The first episode of a raunchy new drama(?) series aired this week in Melbourne, and has caused a deal of controversy. The series, Californication, stars David Duchovny of X-Files fame. The first episode - a mere 32 minutes in length - was punctuated by a number of sex scenes which pushed the boundaries for nudity, sexual depiction, and of good/bad taste. It's not often that I find myself agreeing with Andrew Bolt, but I do agree that some serious questions need to be raised about a society in which this can be passed off as entertainment.
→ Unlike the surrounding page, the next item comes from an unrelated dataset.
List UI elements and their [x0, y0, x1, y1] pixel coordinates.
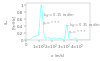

The first episode begins with a Duchovny dream sequence, where he is shown entering a Catholic church and encountering a nun... a scene which quickly turns into a sexual encounter which reverts to the bedroom and 'reality' (as opposed to the dream). Bolt asks whether this would be acceptable if the woman were a Muslim - a valid question of our culture. What is it that allows people, in the name of entertainment, to effectively desecrate the central beliefs of a major section of its society? Surely in an admittedly pluralistic society we honour our differences rather than degrade them?

But even more deeply, we need to ask about a society in which sex has been equated with entertainment. Early movies allowed the imagination to play its part. The scene would close with a kiss as the bedroom door closed, then return in the morning. We did not need to witness 'the act', as our imaginations were allowed to take over. Have we lost our collective imagination, such that we have to show everything in order to demonstrate how cultured we are? It is this lack of a collective imagination which imperils our future more than anything else, as we remain locked in present realities unable to imagine alternative ways of being in the face of climate change, environmental concerns, and acts of terrorism. We spend more and more time defending what is as opposed to dreaming of and creating what might be.

And when sex passes as entertainment, we debase the very essence of our humanity, in which the greatest acts of intimacy are mere fodder for the lonely, watching, world. We yearn for deeper relationships, more meaningful community, yet find ourselves spectators of others who are paid for this purpose. The depictions are so far from reality that we are lost. Perhaps this goes some way to explaining the high levels of drug use, relationship, health and marriage breakdown and mental health problems amongst the celebrity caste - whose lives seek to echo the 'realities' they construct on the set. We long for deep intimacy with our fellow human beings, yet settle for a cheap alternative: and a horrible ruse at that.

And here's where I part company with Andrew Bolt. The television executives who bring us this are merely reflecting their viewers. These shows would not be made or aired unless there was demand for them. I haven't seen the ratings for the show, but the attention given to it guarantees many more will take a look in the coming weeks. Media executives are rarely leaders when it comes to shaping culture... they merely reflect back to the audience what is in the hearts already. We (the share owners, and the audience) demand that they bring increased audiences and increased profits - shows which we will watch, and therefore command advertising dollars. Perhaps they have read our society all too well.

The gospel offers an alternate and powerful picture of the future, one which captures our spirits and imaginations. In this future, we are invited into a level of intimacy which cannot be captured on screen or mimicked by actors. Perhaps that is its trouble... it isn't too easily marketed, and sometimes we in the church haven't been too good at demonstrating it either.